Property-tax collections are rising at the fastest pace since the U.S. housing market crash sent government revenue plunging, helping end an era of local budget cuts.

In cities including San Jose, California, Nashville, Tennessee, Houston and Washington, revenue from real-estate levies has set records, or is poised to.

Local governments are using the money to hire police, increase salaries and pave roads after the decline in property values and 18-month recession that ended in 2009 forced them to eliminate about 600,000 workers and pushed Detroit, Central Falls, Rhode Island, and three California cities into bankruptcy.

“‘The money is flowing back, but it’s not like an open spigot,” said Rob Hernandez, deputy administrator of Broward County, Florida, where property-tax revenue is set to rise 7 percent this fiscal year, though it remains below earlier peaks. “It’s trickling in.”

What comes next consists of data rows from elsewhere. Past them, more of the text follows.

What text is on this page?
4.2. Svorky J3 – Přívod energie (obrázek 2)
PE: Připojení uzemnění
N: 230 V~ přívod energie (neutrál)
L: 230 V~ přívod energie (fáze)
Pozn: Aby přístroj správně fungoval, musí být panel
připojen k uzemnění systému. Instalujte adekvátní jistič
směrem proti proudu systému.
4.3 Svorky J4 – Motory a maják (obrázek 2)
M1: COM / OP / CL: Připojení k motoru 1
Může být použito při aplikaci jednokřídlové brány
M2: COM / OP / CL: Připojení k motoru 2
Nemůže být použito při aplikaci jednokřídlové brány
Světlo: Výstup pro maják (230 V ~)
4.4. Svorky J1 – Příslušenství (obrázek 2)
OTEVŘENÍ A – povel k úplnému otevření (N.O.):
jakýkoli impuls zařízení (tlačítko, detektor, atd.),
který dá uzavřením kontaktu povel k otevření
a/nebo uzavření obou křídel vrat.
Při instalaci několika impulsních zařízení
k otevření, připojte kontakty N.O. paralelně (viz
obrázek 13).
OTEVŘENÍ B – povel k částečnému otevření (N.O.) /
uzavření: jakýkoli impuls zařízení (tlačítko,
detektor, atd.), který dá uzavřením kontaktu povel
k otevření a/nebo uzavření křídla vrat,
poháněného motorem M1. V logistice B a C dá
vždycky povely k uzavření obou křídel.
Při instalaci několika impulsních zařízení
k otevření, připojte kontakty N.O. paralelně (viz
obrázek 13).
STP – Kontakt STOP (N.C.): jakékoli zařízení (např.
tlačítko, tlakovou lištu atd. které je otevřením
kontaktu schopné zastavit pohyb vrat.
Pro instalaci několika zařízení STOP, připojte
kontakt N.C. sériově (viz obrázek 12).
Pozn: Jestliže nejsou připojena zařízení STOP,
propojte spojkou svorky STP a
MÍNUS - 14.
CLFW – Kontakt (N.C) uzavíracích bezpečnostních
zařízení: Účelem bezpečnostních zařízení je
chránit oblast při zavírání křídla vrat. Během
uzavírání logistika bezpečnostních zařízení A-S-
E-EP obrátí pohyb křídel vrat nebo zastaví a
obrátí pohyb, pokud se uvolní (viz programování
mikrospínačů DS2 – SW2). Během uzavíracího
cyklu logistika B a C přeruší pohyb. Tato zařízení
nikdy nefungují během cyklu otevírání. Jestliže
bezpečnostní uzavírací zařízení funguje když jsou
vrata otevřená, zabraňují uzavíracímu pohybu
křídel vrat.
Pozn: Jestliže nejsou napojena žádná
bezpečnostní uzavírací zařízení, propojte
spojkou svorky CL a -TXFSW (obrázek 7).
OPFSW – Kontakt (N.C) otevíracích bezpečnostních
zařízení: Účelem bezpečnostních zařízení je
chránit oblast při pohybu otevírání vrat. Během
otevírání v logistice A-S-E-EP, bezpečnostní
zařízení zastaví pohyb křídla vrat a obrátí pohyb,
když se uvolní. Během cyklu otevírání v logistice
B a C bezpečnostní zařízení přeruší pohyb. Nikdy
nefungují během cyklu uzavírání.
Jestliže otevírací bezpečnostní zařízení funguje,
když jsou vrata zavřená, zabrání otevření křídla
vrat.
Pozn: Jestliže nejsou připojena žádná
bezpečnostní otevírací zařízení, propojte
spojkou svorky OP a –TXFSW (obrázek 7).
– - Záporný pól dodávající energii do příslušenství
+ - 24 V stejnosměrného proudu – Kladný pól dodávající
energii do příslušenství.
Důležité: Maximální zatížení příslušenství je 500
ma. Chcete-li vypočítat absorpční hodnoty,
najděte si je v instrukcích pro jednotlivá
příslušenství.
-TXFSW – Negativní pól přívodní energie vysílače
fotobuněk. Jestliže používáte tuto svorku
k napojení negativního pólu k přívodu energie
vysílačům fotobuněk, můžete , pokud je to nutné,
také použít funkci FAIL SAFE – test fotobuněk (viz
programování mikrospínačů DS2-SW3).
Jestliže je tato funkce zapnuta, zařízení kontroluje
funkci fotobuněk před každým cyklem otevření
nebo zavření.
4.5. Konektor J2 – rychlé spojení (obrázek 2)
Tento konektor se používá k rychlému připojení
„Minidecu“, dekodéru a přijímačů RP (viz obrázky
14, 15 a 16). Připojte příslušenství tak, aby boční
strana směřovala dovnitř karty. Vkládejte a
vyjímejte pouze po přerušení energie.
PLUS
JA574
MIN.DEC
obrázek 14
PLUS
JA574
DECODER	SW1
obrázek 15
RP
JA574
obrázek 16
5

Some localities that were hit hardest in the real-estate collapse, such as Clark County, Nevada, haven’t yet rebounded but forecast improvement in the next fiscal year.

Property-tax collections nationally rose to $182.8 billion during the last three months of 2013, when much of the money is due, according to a U.S. Census estimate last month. That topped the previous peak four years earlier, before the decline in housing values reduced revenue.

That increase helped boost collections for the year by 3 percent over 2012. That was the biggest gain since 2009, when revenue climbed 9 percent.

Bond Improvement

“With cities having increased real-estate tax collections, it will really improve their bottom lines,” said Brooks Rainwater, a director of research for the National League of Cities in Washington.

The financial recovery is easing the risk of credit-rating cuts for local governments, which could increase prices by pushing down yields as a result of less risk.